Department of Otolaryngology-Head and Neck Surgery, University of Western Ontario, London, Ontario, Canada.
Int Forum Allergy Rhinol. 2013 Jan;3(1):62-5. doi: 10.1002/alr.21069. Epub 2012 Aug 2.
Postoperative hyposmia and anosmia is an often overlooked complication of endoscopic pituitary surgery. Septal flaps have been utilized as a strategy for repairing and preventing postoperative cerebrospinal fluid (CSF) leaks. The olfactory impact of raising this flap for sellar reconstruction and CSF repair needs qualitative assessment. This study aims to ascertain the effect of the Hadad-Bassagasteguy (HB) flap on olfaction in endoscopic pituitary surgery.
In this randomized controlled trial, patients undergoing pituitary surgery underwent computerized randomization. Those in Group 1 all had HB flaps raised and placed for sellar floor defects. Those in Group 2 underwent reconstruction with synthetic or nonautologous materials. The University of Pennsylvania Smell Identification Test (UPSIT) was administered preoperatively and 6 months postoperatively. Results were analyzed using nonparametric tests.
Twenty subjects were enrolled, 10 in each group. Eight subjects in Group 1 vs 3 in Group 2 had intraoperative CSF leak. All were repaired intraoperatively and none required additional intervention. Preoperatively, UPSIT scores were not significantly different between groups (p = 0.62). Preoperative vs postoperative comparisons were significant for a decrease in scores in both groups postoperatively (Group 1, p < 0.001; Group 2, p < 0.001). Those undergoing HB flap reconstruction had significantly worse scores postoperatively (p = 0.001).
Endoscopic pituitary surgery results in decreased olfaction with or without deploying a septal flap. However, use of the HB flap for reconstruction can worsen hyposmia at least 6 months after surgery. Olfaction should be considered when use of the HB flap is planned.
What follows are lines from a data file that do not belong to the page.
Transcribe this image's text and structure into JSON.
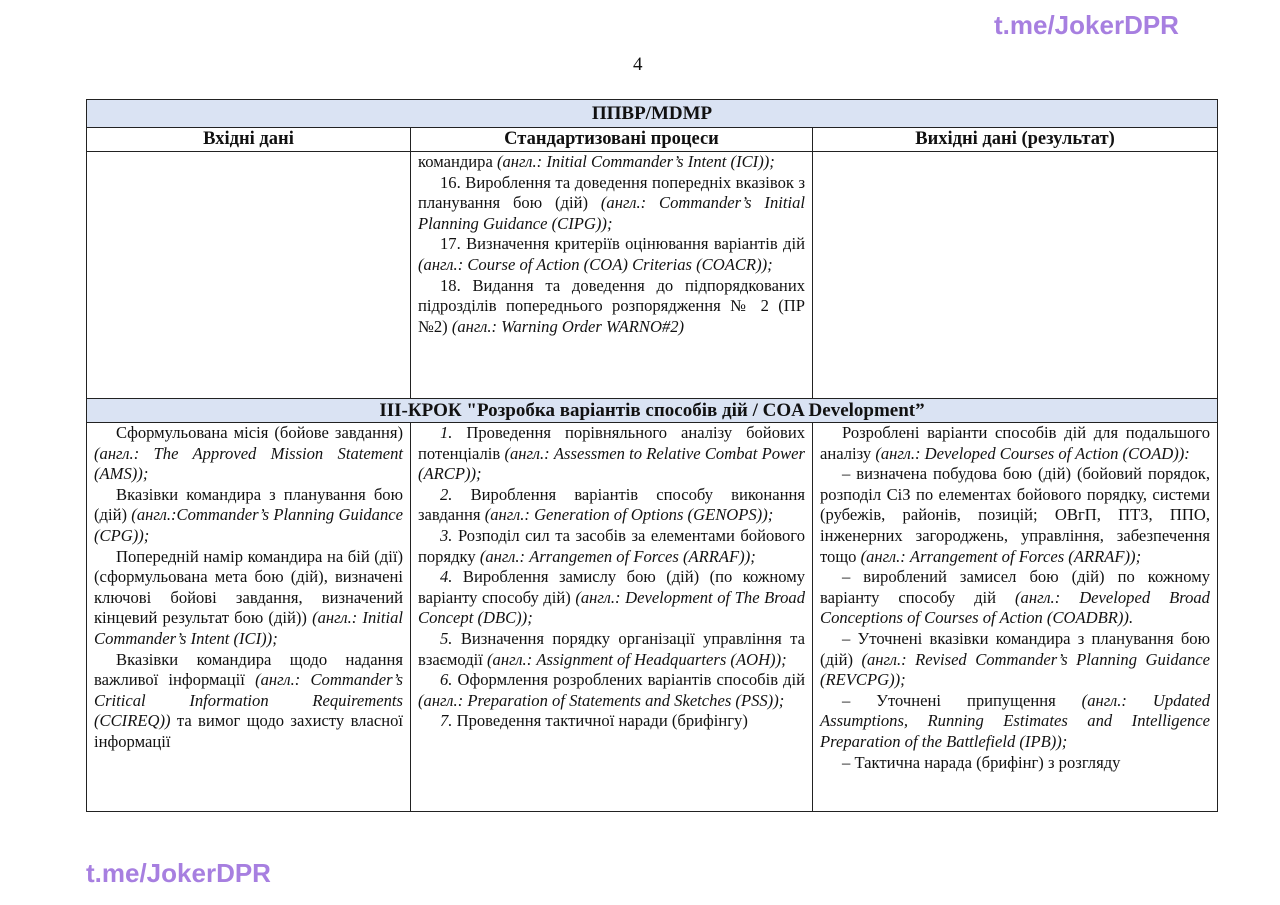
{
  "watermark": "t.me/JokerDPR",
  "page_number": "4",
  "table": {
    "title": "ППВР/MDMP",
    "columns": [
      "Вхідні дані",
      "Стандартизовані процеси",
      "Вихідні дані (результат)"
    ],
    "row1": {
      "col1": [],
      "col2": [
        {
          "indent": false,
          "segs": [
            {
              "t": "командира "
            },
            {
              "t": "(англ.: Initial Commander’s Intent (ICI));",
              "i": true
            }
          ]
        },
        {
          "segs": [
            {
              "t": "16. Вироблення та доведення попередніх вказівок з планування бою (дій) "
            },
            {
              "t": "(англ.: Commander’s Initial Planning Guidance (CIPG));",
              "i": true
            }
          ]
        },
        {
          "segs": [
            {
              "t": "17. Визначення критеріїв оцінювання варіантів дій "
            },
            {
              "t": "(англ.: Course of Action (COA) Criterias (COACR));",
              "i": true
            }
          ]
        },
        {
          "segs": [
            {
              "t": "18. Видання та доведення до підпорядкованих підрозділів попереднього розпорядження № 2 (ПР №2) "
            },
            {
              "t": "(англ.: Warning Order WARNO#2)",
              "i": true
            }
          ]
        }
      ],
      "col3": []
    },
    "step_title": "ІІІ-КРОК \"Розробка варіантів способів дій / COA Development”",
    "row2": {
      "col1": [
        {
          "segs": [
            {
              "t": "Сформульована місія (бойове завдання) "
            },
            {
              "t": "(англ.: The Approved Mission Statement (AMS));",
              "i": true
            }
          ]
        },
        {
          "segs": [
            {
              "t": "Вказівки командира з планування бою (дій) "
            },
            {
              "t": "(англ.:Commander’s Planning Guidance (CPG));",
              "i": true
            }
          ]
        },
        {
          "segs": [
            {
              "t": "Попередній намір командира на бій (дії) (сформульована мета бою (дій), визначені ключові бойові завдання, визначений кінцевий результат бою (дій)) "
            },
            {
              "t": "(англ.: Initial Commander’s Intent (ICI));",
              "i": true
            }
          ]
        },
        {
          "segs": [
            {
              "t": "Вказівки командира щодо надання важливої інформації "
            },
            {
              "t": "(англ.: Commander’s Critical Information Requirements (CCIREQ))",
              "i": true
            },
            {
              "t": " та вимог щодо захисту власної інформації"
            }
          ]
        }
      ],
      "col2": [
        {
          "segs": [
            {
              "t": "1.",
              "i": true
            },
            {
              "t": " Проведення порівняльного аналізу бойових потенціалів "
            },
            {
              "t": "(англ.: Assessmen to Relative Combat Power (ARCP));",
              "i": true
            }
          ]
        },
        {
          "segs": [
            {
              "t": "2.",
              "i": true
            },
            {
              "t": " Вироблення варіантів способу виконання завдання "
            },
            {
              "t": "(англ.: Generation of Options (GENOPS));",
              "i": true
            }
          ]
        },
        {
          "segs": [
            {
              "t": "3.",
              "i": true
            },
            {
              "t": " Розподіл сил та засобів за елементами бойового порядку "
            },
            {
              "t": "(англ.: Arrangemen of Forces (ARRAF));",
              "i": true
            }
          ]
        },
        {
          "segs": [
            {
              "t": "4.",
              "i": true
            },
            {
              "t": " Вироблення замислу бою (дій) (по кожному варіанту способу дій) "
            },
            {
              "t": "(англ.: Development of The Broad Concept (DBC));",
              "i": true
            }
          ]
        },
        {
          "segs": [
            {
              "t": "5.",
              "i": true
            },
            {
              "t": " Визначення порядку організації управління та взаємодії "
            },
            {
              "t": "(англ.: Assignment of Headquarters (AOH));",
              "i": true
            }
          ]
        },
        {
          "segs": [
            {
              "t": "6.",
              "i": true
            },
            {
              "t": " Оформлення розроблених варіантів способів дій "
            },
            {
              "t": "(англ.: Preparation of Statements and Sketches (PSS));",
              "i": true
            }
          ]
        },
        {
          "segs": [
            {
              "t": "7.",
              "i": true
            },
            {
              "t": " Проведення тактичної наради (брифінгу)"
            }
          ]
        }
      ],
      "col3": [
        {
          "segs": [
            {
              "t": "Розроблені варіанти способів дій для подальшого аналізу "
            },
            {
              "t": "(англ.: Developed Courses of Action (COAD)):",
              "i": true
            }
          ]
        },
        {
          "segs": [
            {
              "t": "–   визначена побудова бою (дій) (бойовий порядок, розподіл СіЗ по елементах бойового порядку, системи (рубежів, районів, позицій; ОВгП, ПТЗ, ППО, інженерних загороджень, управління, забезпечення тощо "
            },
            {
              "t": "(англ.: Arrangement of Forces (ARRAF));",
              "i": true
            }
          ]
        },
        {
          "segs": [
            {
              "t": "–   вироблений замисел бою (дій) по кожному варіанту способу дій "
            },
            {
              "t": "(англ.: Developed Broad Conceptions of Courses of Action (COADBR)).",
              "i": true
            }
          ]
        },
        {
          "segs": [
            {
              "t": "–   Уточнені вказівки командира з планування бою (дій) "
            },
            {
              "t": "(англ.: Revised Commander’s Planning Guidance (REVCPG));",
              "i": true
            }
          ]
        },
        {
          "segs": [
            {
              "t": "–   Уточнені припущення "
            },
            {
              "t": "(англ.: Updated Assumptions, Running Estimates and Intelligence Preparation of the Battlefield (IPB));",
              "i": true
            }
          ]
        },
        {
          "segs": [
            {
              "t": "–   Тактична нарада (брифінг) з розгляду"
            }
          ]
        }
      ]
    }
  }
}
术后嗅觉减退和嗅觉丧失是内镜垂体手术中经常被忽视的并发症。鼻中隔瓣已被用作修复和预防术后脑脊液(CSF)漏的策略。为鞍底重建和 CSF 修复而掀起此瓣对嗅觉的影响需要进行定性评估。本研究旨在确定 Hadad-Bassagasteguy(HB)瓣对内镜垂体手术中嗅觉的影响。
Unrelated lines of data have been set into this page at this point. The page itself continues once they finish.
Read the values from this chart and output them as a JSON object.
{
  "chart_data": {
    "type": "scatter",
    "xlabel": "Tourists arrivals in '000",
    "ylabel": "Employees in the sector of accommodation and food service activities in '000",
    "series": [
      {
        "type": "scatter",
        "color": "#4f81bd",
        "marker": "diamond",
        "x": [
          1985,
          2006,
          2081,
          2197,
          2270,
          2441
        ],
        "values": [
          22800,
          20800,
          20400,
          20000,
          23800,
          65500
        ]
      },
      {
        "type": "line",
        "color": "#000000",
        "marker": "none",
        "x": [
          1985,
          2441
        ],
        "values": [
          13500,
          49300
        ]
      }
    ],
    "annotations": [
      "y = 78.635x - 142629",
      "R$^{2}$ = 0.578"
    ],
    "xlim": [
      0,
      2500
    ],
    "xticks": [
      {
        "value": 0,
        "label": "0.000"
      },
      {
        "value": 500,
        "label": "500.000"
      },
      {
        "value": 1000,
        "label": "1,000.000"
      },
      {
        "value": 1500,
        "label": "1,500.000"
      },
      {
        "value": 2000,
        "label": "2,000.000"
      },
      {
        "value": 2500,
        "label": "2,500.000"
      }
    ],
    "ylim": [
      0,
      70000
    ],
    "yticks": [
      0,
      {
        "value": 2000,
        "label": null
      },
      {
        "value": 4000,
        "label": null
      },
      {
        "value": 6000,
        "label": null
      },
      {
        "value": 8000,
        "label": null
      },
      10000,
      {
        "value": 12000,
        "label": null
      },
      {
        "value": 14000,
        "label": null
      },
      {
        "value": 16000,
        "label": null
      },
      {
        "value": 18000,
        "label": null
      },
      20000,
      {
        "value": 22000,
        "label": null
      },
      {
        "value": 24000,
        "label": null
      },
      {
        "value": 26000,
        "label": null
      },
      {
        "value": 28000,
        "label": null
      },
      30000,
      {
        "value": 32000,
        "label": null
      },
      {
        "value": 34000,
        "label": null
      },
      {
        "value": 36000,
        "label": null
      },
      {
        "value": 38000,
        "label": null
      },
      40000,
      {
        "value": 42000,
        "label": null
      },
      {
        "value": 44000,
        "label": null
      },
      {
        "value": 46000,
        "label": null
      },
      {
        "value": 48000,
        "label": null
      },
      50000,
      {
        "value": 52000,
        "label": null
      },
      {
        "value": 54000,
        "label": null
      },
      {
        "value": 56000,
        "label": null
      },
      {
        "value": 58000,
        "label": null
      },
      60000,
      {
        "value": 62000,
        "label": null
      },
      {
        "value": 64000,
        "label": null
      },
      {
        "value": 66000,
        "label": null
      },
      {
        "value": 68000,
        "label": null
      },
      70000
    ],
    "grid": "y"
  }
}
在这项随机对照试验中,接受垂体手术的患者接受了计算机随机分组。第 1 组所有患者均行 HB 瓣掀起并置于鞍底缺损处。第 2 组患者采用合成或非自体材料进行重建。术前和术后 6 个月进行宾夕法尼亚大学嗅觉识别测试(UPSIT)。使用非参数检验分析结果。
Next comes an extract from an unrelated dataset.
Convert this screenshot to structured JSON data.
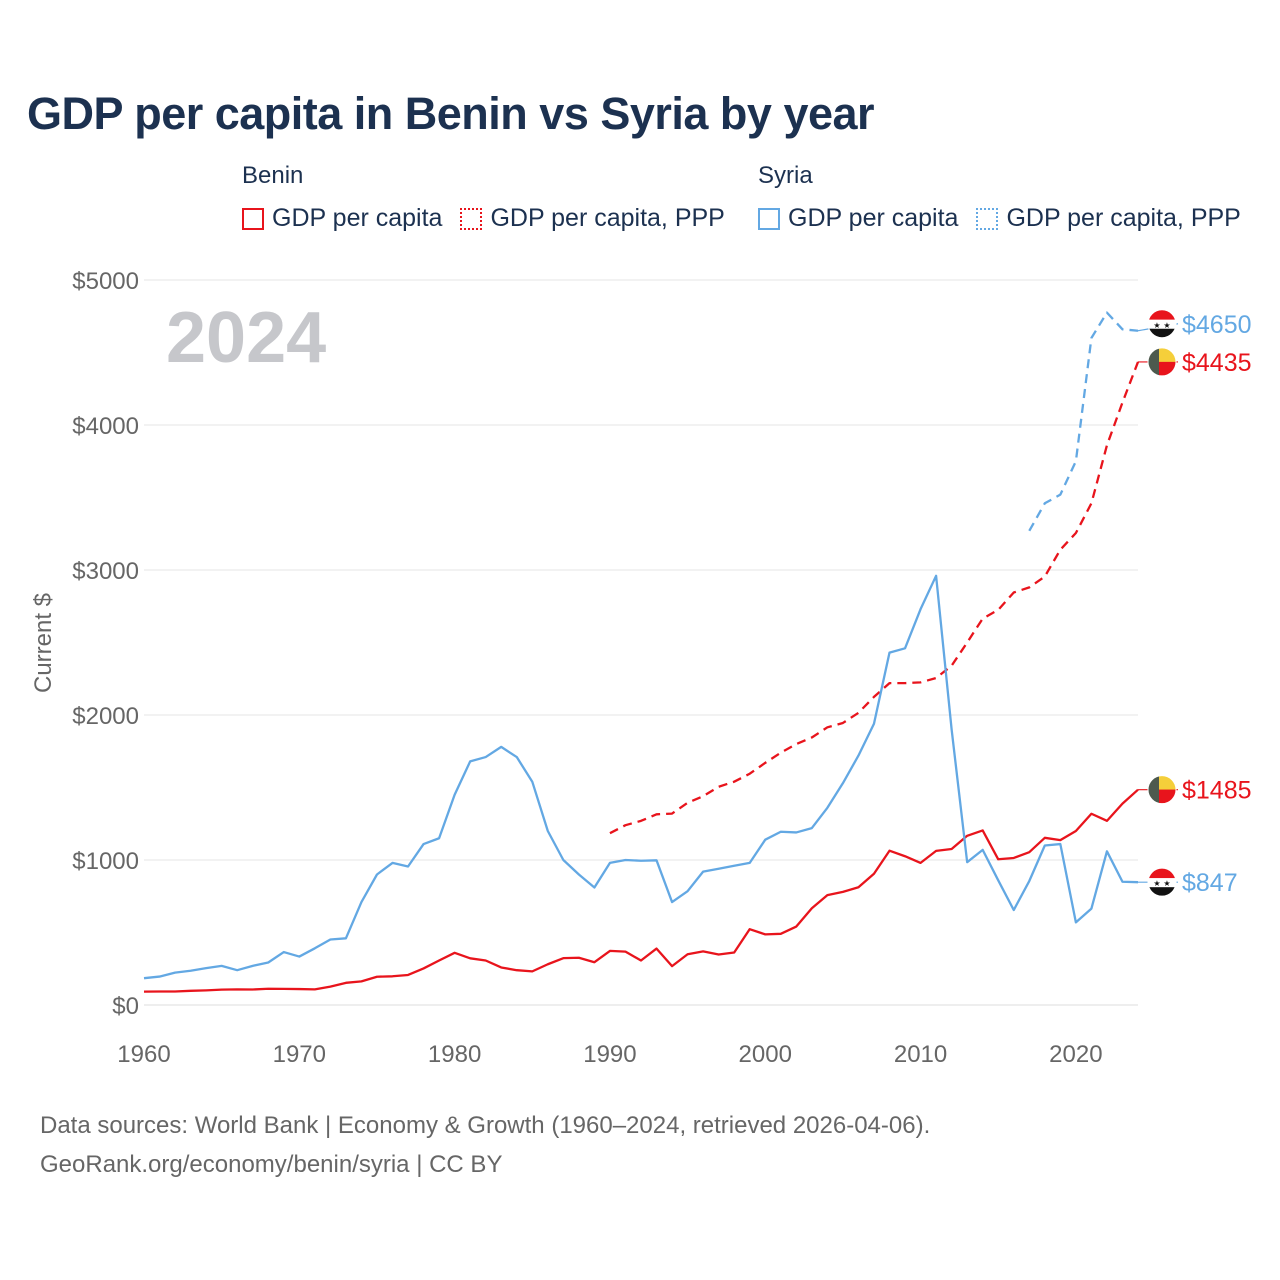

共纳入 20 例患者,每组 10 例。第 1 组 8 例患者术中发生 CSF 漏,第 2 组 3 例。所有患者均在术中修复,无患者需要额外干预。术前两组 UPSIT 评分无显著差异(p = 0.62)。两组术后评分均显著下降(第 1 组,p < 0.001;第 2 组,p < 0.001),且术前比较有统计学意义。行 HB 瓣重建的患者术后评分明显更差(p = 0.001)。
内镜垂体手术可导致嗅觉减退,无论是否使用鼻中隔瓣。然而,使用 HB 瓣进行重建至少在术后 6 个月后可能会使嗅觉减退恶化。在计划使用 HB 瓣时应考虑嗅觉。